Jan Stawasz is the premier tatting designer in Poland. Taught by a friend in 1992, Jan has been developing his tatting technique and design ever since. His designs have been published in Moje Robotki, Burda's "Anna", Igla i Nitka, Poradnik Domowy and the British Workbox, among others. Polish television broadcast his tatting course on air in 1995. The Polish Ministry of Culture and Art awarded him a scholarship in 1997 for his studies. He is also a co-author of the Polish Ministry of Labour and Social Policy's National Professional Qualifications Standard for "lacemaker."

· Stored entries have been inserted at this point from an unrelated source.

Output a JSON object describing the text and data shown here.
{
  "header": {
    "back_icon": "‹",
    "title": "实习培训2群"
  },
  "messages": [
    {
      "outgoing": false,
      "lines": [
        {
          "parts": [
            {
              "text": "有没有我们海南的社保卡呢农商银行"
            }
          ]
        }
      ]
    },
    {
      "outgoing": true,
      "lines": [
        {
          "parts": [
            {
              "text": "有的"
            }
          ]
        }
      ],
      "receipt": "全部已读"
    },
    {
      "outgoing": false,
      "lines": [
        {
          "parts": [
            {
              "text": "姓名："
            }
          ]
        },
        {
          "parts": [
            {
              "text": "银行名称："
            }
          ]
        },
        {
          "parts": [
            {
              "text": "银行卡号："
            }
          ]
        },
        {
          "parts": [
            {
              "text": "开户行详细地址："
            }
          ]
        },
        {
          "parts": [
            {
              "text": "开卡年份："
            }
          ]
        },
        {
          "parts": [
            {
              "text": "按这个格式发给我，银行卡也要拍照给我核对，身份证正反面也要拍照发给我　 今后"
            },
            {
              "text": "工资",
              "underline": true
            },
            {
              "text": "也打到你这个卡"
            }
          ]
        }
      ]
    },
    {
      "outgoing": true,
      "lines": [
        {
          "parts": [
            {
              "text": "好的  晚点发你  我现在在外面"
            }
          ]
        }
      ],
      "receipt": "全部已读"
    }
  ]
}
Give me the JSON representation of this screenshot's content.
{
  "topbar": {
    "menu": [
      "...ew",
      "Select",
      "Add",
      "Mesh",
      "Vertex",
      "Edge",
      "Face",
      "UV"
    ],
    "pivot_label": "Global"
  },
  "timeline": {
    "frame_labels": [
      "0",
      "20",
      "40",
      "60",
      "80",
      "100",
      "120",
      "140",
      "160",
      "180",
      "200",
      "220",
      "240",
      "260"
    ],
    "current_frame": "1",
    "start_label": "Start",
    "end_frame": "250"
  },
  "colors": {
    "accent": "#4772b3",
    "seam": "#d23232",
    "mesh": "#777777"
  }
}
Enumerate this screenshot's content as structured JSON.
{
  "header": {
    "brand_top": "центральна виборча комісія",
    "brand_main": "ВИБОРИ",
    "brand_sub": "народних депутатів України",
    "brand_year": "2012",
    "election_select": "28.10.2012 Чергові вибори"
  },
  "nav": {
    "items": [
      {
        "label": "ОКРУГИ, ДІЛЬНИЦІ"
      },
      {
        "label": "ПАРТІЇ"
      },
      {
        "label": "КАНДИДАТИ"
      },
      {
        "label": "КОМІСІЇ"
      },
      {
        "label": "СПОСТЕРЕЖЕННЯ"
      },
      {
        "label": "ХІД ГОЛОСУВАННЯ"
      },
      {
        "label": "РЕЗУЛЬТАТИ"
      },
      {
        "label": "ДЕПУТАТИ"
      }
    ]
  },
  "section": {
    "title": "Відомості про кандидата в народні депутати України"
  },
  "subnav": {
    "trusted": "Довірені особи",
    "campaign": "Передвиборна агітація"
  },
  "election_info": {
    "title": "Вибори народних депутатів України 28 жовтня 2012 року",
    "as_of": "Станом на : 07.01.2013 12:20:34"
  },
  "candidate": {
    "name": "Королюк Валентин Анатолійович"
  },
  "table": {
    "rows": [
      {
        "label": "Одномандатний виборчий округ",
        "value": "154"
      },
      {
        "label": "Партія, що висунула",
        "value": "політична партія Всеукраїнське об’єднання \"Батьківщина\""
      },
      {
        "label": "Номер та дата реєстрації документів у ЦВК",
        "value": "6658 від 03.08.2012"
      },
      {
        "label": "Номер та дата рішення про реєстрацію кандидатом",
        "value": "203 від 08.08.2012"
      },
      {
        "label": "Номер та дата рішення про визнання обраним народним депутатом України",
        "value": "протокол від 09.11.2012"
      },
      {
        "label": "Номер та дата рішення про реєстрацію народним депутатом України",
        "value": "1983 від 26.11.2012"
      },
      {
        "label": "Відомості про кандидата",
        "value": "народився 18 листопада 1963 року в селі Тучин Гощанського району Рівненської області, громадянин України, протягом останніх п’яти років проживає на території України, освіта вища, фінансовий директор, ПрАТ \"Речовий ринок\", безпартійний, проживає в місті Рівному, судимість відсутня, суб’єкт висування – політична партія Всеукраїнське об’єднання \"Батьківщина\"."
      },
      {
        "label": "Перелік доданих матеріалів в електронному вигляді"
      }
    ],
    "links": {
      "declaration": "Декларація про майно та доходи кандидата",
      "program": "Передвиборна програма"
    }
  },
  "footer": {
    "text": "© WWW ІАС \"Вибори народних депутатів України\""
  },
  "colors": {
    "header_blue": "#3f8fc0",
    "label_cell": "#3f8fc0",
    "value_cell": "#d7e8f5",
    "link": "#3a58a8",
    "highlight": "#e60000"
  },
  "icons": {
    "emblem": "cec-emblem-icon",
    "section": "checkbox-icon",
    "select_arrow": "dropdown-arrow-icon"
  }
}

Jan's book, "Tatting Theory and Patterns" (out of print) covers his method of tatting with close-up photos and detailed drawings of the technical instructions. The book has 30 diagrammed patterns including 12 doilies (many of his doilies are huge in size containing many rounds) , 5 necklaces, 2 collars, 6 window and Christmas-tree trimmings, 3 cloche hats in the European mode, a flower basket and a blouse.
He also posted a 22 min how to video at:
His website is: http://www.frywolitka.slupsk.pl/index_en.php
And contact info: firstname.lastname@example.org
The most important point of Jan's Method (http://www.frywolitka.slupsk.pl/index_en.php?id=_jans_method), is his placement of the picot in the middle of a double stitch between the first half stitch and the second half stitch. Most of today's tatting designers place the picot between the second half stitch and the first half stitch of the following double stitch.
To understand and tat his patterns we must be aware that the first dot (before a slash mark) indicates the first half stitch. The slash mark indicates a picot. A second dot (after a slash mark) calls for the second half stitch.